Una espléndida interpretación de la Orestíada de Esquilo, por el autor de Brooklyn y Nora Webster.
Colm Tóibín retoma la única obra conservada del teatro griego antiguo y la revisa con maravillosa sensibilidad, centrándose en la historia de Clitemnestra, una mujer audaz, capaz de usar los instintos más lujuriosos para orquestar tu venganza y defender su rol de madre.
ENGLISH DESCRIPTION
From the thrilling imagination of bestselling, award-winning Colm Tóibín comes a retelling of the story of Clytemnestra—spectacularly audacious, violent, vengeful, lustful, and instantly compelling—and her children.
"I have been acquainted with the smell of death." So begins Clytemnestra’s tale of her own life in ancient Mycenae, the legendary Greek city from which her husband King Agamemnon left when he set sail with his army for Troy.

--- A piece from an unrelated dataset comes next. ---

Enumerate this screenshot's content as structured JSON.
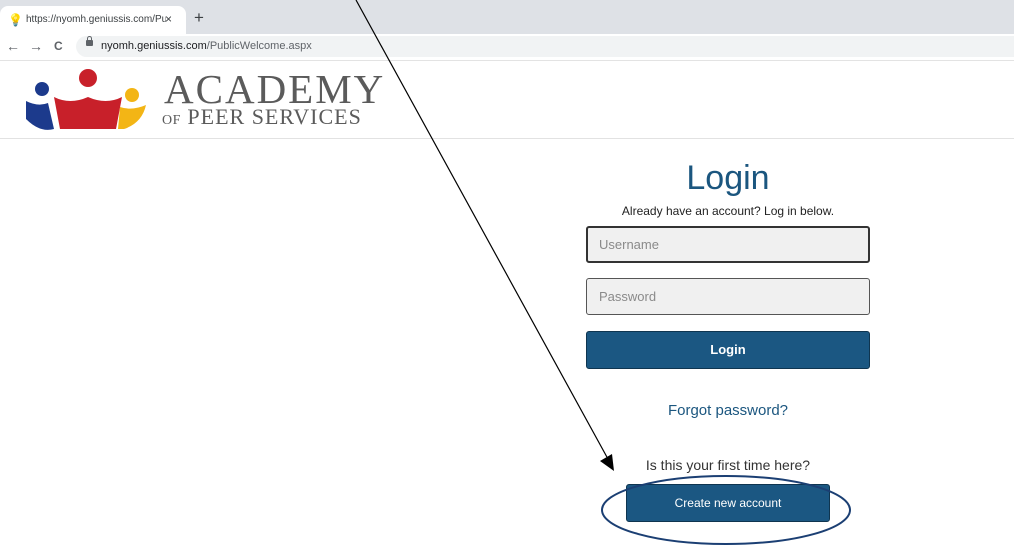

Clytemnestra rules Mycenae now, along with her new lover Aegisthus, and together they plot the bloody murder of Agamemnon on the day of his return after nine years at war.
Judged, despised, cursed by gods she has long since lost faith in, Clytemnestra reveals the tragic saga that led to these bloody actions: how her husband deceived her eldest daughter Iphigeneia with a promise of marriage to Achilles, only to sacrifice her because that is what he was told would make the winds blow in his favor and take him to Troy; how she seduced and collaborated with the prisoner Aegisthus, who shared her bed in the dark and could kill; how Agamemnon came back with a lover himself; and how Clytemnestra finally achieved her vengeance for his stunning betrayal—his quest for victory, greater than his love for his child.
In House of Names, Colm Tóibín brings a modern sensibility and language to an ancient classic, and gives this extraordinary character new life, so that we not only believe Clytemnestra’s thirst for revenge, but applaud it. He brilliantly inhabits the mind of one of Greek myth’s most powerful villains to reveal the love, lust, and pain she feels. Told in fours parts, this is a fiercely dramatic portrait of a murderess, who will herself be murdered by her own son, Orestes. It is Orestes’ story, too: his capture by the forces of his mother’s lover Aegisthus, his escape and his exile. And it is the story of the vengeful Electra, who watches over her mother and Aegisthus with cold anger and slow calculation, until, on the return of her brother, she has the fates of both of them in her hands."
«Esta novela es una puesta en valor de hombres y mujeres que aún parecen respirar delante de nosotros después de miles de años.»